I believe it was in my 20s when I “met” Erma Bombeck through her newspaper column and books (not personally, darn it).  And she was a hoot.  I would have to say that she has been my mentor throughout my life.  My favorite of her books is “If Life is a Bowl of Cherries, Why am I in the Pits?”  Yep.  I understand completely.  And I have that book still today.  I had an orthopedist who nicknamed me Erma, Jr and always scheduled my appointments as his last allowing him, his assistant and me to sit and have a hoot of a good time laughing.  We did have fun!  (Well, after the shoulder injections! OUCH!)  I smiled from ear to ear and beamed with my new nickname!  I was honored!

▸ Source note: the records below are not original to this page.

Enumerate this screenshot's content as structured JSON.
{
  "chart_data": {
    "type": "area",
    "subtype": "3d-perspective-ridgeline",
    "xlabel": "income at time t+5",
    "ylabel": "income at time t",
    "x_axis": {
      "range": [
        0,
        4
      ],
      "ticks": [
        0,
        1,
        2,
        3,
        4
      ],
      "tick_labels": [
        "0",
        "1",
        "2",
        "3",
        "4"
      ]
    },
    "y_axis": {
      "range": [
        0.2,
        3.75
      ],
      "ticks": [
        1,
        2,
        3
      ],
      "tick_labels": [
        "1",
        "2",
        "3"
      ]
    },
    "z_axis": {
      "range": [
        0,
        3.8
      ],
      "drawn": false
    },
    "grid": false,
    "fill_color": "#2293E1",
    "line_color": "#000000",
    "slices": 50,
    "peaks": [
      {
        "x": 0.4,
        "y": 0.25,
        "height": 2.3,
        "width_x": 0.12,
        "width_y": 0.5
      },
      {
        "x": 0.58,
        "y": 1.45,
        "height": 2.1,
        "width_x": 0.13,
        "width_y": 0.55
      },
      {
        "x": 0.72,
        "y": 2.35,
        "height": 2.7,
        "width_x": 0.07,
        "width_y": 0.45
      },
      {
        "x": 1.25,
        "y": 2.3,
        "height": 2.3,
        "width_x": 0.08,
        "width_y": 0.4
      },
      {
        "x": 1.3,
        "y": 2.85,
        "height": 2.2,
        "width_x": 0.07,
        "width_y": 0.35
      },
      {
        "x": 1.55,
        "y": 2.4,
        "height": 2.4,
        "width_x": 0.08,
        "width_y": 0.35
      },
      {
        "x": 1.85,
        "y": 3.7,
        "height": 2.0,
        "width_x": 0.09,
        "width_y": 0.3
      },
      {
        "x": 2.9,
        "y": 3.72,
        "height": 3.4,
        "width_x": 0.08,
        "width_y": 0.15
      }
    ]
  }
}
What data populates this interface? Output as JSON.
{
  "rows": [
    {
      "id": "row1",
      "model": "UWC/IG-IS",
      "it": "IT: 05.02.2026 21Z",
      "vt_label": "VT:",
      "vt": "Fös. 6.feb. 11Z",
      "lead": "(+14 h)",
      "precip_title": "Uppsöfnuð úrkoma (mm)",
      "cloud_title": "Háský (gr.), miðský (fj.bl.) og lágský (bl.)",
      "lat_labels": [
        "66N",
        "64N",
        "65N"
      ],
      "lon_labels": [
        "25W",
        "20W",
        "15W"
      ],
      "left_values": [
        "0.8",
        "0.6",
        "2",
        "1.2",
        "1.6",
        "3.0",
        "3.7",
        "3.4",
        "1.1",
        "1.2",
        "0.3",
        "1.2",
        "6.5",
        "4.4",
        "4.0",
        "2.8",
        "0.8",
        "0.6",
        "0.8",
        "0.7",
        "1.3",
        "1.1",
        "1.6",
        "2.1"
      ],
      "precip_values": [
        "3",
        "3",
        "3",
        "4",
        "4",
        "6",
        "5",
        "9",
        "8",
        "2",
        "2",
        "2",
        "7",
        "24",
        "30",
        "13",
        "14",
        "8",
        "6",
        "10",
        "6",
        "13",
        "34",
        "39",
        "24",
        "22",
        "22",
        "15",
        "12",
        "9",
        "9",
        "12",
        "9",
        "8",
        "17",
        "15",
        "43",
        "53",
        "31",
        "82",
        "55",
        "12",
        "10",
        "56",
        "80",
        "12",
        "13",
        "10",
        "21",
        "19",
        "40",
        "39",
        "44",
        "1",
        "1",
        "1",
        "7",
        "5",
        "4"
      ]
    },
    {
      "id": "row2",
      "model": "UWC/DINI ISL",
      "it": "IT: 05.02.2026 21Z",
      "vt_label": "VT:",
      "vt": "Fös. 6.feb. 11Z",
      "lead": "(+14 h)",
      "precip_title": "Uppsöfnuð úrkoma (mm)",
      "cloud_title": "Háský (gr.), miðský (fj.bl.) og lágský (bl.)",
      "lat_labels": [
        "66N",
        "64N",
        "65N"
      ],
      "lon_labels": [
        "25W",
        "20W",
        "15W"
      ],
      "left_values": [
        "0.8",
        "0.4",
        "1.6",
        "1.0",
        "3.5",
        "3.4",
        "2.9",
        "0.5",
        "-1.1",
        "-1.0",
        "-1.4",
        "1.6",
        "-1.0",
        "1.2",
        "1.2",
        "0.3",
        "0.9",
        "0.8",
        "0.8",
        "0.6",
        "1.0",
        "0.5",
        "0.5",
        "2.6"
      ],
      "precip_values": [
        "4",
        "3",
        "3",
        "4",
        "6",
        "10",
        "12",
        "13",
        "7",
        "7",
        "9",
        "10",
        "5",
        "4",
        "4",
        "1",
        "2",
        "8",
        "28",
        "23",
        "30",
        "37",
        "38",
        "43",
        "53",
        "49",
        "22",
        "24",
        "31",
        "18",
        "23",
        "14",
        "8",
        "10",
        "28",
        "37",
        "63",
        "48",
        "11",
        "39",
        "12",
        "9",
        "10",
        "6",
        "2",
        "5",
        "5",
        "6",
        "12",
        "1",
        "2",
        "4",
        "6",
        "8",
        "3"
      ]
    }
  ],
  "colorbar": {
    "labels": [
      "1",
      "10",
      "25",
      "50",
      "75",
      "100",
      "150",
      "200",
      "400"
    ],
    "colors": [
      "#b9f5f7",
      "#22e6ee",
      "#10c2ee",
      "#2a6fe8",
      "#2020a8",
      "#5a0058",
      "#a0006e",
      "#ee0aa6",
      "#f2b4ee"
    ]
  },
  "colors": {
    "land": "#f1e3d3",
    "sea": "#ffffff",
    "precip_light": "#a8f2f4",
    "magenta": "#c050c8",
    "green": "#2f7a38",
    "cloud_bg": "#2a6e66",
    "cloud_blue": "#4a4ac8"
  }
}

I can walk in Walmart and the registers will go down.  I kid you not.  If it is going to happen, it will be to me.  I used to cry, but finally just learned to laugh and tell whomever it is affecting, “It’s the name.  I’ll add you to my multitude of pages of references.”  They reply, “Oh no.  I am sure it is nothing, but this has never happened before.”  My reply, “Yep, I know.  They all say that.  Trust me.”   Just recently, one of my besties who has known me for almost 13 years, finally admitted that she believes it.   If there is a slow driver on the road, I am going to get behind him/her.  It never fails.  If he/she turns off, another one pulls out.  I am telling you.  Another friend of mine and I were in a salad bar line one day when two women were ahead of us, stopping to discuss each item.  He looked at me and said, “It’s not just on the road with you, is it?”  Me, “Nope.  {sigh…}”  So, that gives you a behind-the-curtains look into who I am.  Ya gotta laugh!  Crying only brings those crying wrinkles!  I do believe I inherited Erma Bombeck’s bowl of cherry pits.

Now that I have aged myself as most of you probably have no clue who Erma Bombeck is or heard of The Reader’s Digest, much less what a magazine subscription is, it’s okay, comedy knows no age.  We will get started on the blog.  More of me as we go as I am a work in progress a/k/a WIP.